The basics
LL sets up web-hosting! By buying the same servers they now use as simulators, they can turn some of them into machines for virtual hosting (many web-sites on one machine). The advantage is that due to the relatively low processor requirements of a web-server compared with a simulator, you can get a lot of accounts onto one machine without the web-sites suffering.
Normal use
These web-sites would be in all regards just like any other web-hosting out there, a range of account types ranging from small to large-scale with varying disk-space and bandwidth restrictions.
SL use (llHTTPRequest)
The gem here however is using these in conjuction with llHTTPRequest! The bandwidth restrictions noted above would be for outside requests, however, since the machines are hosted on the same network as the simulators requesting information from them using llHTTPRequest, they have a HUGE amount of relatively unrestricted bandwidth between them!
As such, not only would bandwidth use be ignored for local communications, so would the ordinary llHTTPRequest restrictions (ie throttling). In this way these hosting packages are perfectly suited for use in creating vendor networks, multi-sim games and so-on, since the data transfer is almost negligeable; even if the scripts are frequently sending the maximum 4kb of data, it's not that big a deal.
While some restrictions could still be in place (e.g each account having a type of throttle. A basic could have a limit of say...1000 requests per hour, if it exceeds this then llHTTPRequest starts getting delays added to it that grow exponentially till the requests drop back down below your limit. Bigger accounts would have bigger throttle limits, with the highest maybe being completely unlimited).
Tying into accounts
While not necessary, tying this into premium account payments, and maybe even offering a small hosting package as a premium extra (e.g 50mb disk-space, 1gb transfer to the outside world as a rough figure) would make it even more attractive. With all the tools you need being handled in the same place, so you're online ventures are all done by one web-site, why not eh?

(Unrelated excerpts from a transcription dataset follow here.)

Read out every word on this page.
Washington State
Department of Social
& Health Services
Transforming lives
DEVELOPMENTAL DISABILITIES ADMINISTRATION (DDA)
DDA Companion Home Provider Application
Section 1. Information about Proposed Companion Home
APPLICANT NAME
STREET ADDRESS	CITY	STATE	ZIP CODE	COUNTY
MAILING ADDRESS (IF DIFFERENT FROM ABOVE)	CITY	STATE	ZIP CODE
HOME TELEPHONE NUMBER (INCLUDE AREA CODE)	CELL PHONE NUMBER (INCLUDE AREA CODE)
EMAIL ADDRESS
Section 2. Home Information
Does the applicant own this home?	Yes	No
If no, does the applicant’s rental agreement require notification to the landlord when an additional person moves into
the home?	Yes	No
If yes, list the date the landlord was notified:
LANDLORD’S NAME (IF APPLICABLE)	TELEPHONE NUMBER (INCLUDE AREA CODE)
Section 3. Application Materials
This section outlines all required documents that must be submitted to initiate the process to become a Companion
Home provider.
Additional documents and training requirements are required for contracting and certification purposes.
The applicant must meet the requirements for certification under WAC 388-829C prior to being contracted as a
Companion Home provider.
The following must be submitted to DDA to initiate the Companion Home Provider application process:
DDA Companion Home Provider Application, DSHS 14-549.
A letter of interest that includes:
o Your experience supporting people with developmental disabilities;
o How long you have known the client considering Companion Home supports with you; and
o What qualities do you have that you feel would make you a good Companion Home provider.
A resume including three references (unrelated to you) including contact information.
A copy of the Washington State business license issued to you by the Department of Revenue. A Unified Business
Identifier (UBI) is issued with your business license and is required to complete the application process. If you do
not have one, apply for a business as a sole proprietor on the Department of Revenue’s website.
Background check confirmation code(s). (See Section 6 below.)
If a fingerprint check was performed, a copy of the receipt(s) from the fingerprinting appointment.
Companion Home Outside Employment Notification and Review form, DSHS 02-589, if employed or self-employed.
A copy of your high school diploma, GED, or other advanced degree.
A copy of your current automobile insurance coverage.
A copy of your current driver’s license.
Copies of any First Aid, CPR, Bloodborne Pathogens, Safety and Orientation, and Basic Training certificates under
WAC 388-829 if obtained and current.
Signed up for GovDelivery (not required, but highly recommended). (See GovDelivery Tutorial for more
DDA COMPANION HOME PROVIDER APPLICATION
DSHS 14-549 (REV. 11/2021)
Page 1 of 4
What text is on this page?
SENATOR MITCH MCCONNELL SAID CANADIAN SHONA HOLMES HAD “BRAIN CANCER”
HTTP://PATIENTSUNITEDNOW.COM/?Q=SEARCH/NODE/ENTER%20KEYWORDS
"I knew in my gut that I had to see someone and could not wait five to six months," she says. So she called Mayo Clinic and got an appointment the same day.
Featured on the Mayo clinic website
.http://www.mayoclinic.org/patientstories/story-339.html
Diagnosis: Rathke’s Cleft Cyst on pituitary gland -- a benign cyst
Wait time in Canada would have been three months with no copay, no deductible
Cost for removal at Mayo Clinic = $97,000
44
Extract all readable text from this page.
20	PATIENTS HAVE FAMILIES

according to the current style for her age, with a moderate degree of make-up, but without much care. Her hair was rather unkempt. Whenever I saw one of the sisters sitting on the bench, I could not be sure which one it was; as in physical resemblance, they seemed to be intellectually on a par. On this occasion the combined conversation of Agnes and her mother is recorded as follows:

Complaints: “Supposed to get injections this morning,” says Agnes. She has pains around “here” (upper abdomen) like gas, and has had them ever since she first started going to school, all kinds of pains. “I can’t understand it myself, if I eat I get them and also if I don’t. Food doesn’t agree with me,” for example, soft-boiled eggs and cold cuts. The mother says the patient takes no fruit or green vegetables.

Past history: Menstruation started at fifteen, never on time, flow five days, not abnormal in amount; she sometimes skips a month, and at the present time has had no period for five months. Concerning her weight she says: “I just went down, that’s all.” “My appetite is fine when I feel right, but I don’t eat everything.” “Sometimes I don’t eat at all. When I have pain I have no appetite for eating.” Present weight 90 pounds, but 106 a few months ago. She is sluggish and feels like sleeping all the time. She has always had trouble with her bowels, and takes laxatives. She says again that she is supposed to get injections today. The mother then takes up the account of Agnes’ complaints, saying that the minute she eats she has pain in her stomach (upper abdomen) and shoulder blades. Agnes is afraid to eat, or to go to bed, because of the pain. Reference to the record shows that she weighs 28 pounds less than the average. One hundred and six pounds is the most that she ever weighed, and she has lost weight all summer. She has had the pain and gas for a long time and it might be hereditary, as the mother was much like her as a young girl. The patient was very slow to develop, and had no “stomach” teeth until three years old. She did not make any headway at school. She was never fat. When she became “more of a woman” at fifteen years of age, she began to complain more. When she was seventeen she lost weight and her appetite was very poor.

Could even go so far as to have a simple tool in SL itself for managing the site, e.g a disk-space and traffic indicator window, simple FTP tool? Or even just having the in-game browser go to a cPanel or ensim window (common web-based tools for managing sites).
The features
Features would be scripting oriented mainly:
- PHP/Ruby-on-Rail/Perl/Python/the kitchen sink
- MySQL database(s) (more for bigger accounts, use file-space allowance?)
- SSL/https (though not really needed for internal communications, good for secure web-sites)
- Web-control panel
- Script tools (e.g quick forum set-up)
Conclusion
Great money-making venture that given the online nature of SL, and the need for fairly quick, inter-object communications with a high degree of control (that web-scripting offers) makes perfect sense to me. And it's not all that hard to set-up a basic web-server, the internal communication part wouldn't even require much, since the llHTTPRequest function simply needs to check if the IP is internal or not, and ignore restrictions (or impose much less strict ones) if it is.
Just so long as the accounts are well priced, I'd be all for a web-host that I would KNOW would offer excellent, high-speed access for my in-world objects!